Because of this, a Google search of her name started returning results with extracts of the articles calling her a psychic stalker, and its autocomplete function offered the words psychic stalker after her name.
Dr Duffy asked Google to remove all that. Google refused. Litigation ensued.
This latest judgment was Google’s appeal of the original judgment, in which it lost and Dr Duffy won $115,000 in damages.
You might think that a payment of $115,000 would be immaterial to a multinational tech company like Google, but the broader implications for its business and other online intermediaries were huuugggeee.
The legal question was whether Google was a publisher of the search engine results in a way that makes it liable for defamation. Here’s the short version of the appeal court’s answer.
Google said it was not a publisher of the defamatory results because its algorithms automatically produce results at the request of users, performing over 100 billion searches every month.
The court accepted this, and found that Google was not liable for the results prior to it being made aware that they were defamatory.
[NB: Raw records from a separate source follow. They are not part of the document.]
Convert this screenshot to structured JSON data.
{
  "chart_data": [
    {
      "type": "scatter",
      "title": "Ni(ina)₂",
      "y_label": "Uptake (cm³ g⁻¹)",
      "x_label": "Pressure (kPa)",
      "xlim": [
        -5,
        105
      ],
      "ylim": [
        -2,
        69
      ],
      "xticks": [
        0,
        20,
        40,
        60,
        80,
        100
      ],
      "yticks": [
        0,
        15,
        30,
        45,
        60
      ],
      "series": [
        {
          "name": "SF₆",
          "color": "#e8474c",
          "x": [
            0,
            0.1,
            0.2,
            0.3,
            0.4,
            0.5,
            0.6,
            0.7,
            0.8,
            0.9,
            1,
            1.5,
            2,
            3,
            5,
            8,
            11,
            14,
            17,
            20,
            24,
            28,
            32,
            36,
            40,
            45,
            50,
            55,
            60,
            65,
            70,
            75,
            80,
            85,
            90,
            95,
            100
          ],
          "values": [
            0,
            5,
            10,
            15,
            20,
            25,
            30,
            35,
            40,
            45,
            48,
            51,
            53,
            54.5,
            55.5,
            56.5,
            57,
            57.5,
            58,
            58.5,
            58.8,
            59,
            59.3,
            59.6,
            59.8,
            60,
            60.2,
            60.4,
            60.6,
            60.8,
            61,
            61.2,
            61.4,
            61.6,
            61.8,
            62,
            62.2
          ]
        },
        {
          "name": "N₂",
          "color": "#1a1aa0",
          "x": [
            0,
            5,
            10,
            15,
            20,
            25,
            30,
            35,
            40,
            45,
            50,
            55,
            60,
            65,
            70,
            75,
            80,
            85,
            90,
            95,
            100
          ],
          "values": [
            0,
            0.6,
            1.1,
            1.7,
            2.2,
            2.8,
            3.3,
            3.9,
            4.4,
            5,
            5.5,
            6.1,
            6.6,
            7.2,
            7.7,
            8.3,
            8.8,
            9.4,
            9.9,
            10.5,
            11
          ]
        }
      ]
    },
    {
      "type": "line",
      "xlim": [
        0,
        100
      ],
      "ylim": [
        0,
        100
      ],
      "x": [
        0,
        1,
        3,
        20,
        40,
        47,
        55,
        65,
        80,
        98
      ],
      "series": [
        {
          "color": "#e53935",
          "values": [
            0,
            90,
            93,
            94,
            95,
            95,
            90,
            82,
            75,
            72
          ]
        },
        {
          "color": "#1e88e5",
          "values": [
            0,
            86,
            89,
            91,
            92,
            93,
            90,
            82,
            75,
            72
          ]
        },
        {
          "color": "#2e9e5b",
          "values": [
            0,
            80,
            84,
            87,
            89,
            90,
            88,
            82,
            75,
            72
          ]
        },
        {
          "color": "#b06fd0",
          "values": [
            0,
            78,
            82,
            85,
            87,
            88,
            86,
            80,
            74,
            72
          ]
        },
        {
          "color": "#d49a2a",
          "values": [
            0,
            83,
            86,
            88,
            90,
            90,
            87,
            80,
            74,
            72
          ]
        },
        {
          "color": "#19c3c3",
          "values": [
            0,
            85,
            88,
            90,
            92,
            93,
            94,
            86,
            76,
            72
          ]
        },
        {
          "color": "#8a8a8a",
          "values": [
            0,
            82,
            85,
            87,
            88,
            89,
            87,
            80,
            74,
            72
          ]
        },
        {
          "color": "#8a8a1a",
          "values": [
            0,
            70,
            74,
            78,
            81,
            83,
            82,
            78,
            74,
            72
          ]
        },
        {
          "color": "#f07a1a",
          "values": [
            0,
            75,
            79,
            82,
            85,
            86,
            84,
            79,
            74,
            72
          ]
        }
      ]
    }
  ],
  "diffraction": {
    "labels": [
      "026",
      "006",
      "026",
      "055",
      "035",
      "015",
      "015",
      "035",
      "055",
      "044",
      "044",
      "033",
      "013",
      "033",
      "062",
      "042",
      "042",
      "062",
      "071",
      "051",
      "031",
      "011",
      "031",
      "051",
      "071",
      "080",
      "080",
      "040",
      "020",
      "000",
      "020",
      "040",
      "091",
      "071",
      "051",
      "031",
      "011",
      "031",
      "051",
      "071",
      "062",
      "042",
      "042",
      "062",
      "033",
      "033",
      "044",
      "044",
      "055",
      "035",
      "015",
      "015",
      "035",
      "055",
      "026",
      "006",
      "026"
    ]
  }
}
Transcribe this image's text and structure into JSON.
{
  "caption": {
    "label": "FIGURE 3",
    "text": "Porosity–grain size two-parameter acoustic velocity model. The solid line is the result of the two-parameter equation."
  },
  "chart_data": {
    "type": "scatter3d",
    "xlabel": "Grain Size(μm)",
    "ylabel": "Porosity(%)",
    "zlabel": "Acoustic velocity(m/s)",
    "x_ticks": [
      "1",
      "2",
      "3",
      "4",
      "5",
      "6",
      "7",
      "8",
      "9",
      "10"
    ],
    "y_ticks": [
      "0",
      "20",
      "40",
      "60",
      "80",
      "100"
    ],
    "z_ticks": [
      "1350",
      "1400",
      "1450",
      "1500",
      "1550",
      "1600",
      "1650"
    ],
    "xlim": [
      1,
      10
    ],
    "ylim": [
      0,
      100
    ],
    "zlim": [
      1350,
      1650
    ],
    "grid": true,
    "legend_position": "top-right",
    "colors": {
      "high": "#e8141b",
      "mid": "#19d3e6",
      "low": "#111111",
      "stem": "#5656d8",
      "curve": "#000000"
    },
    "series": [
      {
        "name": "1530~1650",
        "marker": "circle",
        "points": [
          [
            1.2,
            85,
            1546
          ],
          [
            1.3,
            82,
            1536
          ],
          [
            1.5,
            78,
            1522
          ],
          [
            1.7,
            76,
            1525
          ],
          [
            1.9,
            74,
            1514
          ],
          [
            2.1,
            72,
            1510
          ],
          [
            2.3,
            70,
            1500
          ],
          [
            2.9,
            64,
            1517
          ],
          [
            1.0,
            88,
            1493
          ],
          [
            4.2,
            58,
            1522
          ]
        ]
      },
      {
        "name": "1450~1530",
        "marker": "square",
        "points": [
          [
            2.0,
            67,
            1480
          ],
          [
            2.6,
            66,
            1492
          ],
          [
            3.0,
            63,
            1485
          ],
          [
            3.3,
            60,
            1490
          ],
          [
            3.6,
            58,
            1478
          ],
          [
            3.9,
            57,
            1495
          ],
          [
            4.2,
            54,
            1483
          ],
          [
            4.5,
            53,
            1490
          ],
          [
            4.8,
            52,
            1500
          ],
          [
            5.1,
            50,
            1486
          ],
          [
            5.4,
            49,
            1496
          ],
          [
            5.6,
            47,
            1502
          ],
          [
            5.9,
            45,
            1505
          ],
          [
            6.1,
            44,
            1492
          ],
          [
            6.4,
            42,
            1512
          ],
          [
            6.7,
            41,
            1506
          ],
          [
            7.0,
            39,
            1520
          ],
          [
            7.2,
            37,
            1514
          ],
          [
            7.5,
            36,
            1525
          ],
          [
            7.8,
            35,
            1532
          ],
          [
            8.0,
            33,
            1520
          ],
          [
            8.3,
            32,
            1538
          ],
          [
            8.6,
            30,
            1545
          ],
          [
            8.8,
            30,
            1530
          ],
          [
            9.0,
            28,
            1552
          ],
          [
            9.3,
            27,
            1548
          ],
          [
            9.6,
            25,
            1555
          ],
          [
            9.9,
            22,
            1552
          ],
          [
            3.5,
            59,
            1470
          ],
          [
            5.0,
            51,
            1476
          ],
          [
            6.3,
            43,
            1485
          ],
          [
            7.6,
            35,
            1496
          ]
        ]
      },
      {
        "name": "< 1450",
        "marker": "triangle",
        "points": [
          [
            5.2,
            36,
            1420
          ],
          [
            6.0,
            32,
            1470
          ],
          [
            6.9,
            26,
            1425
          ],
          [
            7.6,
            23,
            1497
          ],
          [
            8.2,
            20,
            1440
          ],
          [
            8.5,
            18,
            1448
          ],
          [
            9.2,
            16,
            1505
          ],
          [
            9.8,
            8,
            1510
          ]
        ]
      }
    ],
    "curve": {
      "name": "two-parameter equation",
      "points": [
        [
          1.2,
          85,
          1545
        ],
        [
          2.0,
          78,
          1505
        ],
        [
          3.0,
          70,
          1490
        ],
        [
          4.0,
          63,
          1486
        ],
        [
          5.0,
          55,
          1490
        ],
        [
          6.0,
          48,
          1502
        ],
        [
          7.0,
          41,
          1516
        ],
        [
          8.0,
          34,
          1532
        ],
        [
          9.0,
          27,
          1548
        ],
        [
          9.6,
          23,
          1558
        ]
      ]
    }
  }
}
However, the court also said that once Dr Duffy notified Google of the defamatory material, its failure to remove the results amounted to further publications of the defamatory material.
This largely reaffirms the position of secondary publishers like search engines, or hosts of user generated content like chat rooms, Facebook page operators, or any news or other sites with user comments.
Once you know, or should reasonably know, that material is defamatory, then you can be liable for publishing it.
What happens now? Keep your eyes and ears peeled for a High Court appeal by Google. Our bet is that the mega search engine is not going to roll over on this decision lightly.
In the meantime, if we were Google we’d be reviewing our complaints handling procedures very carefully.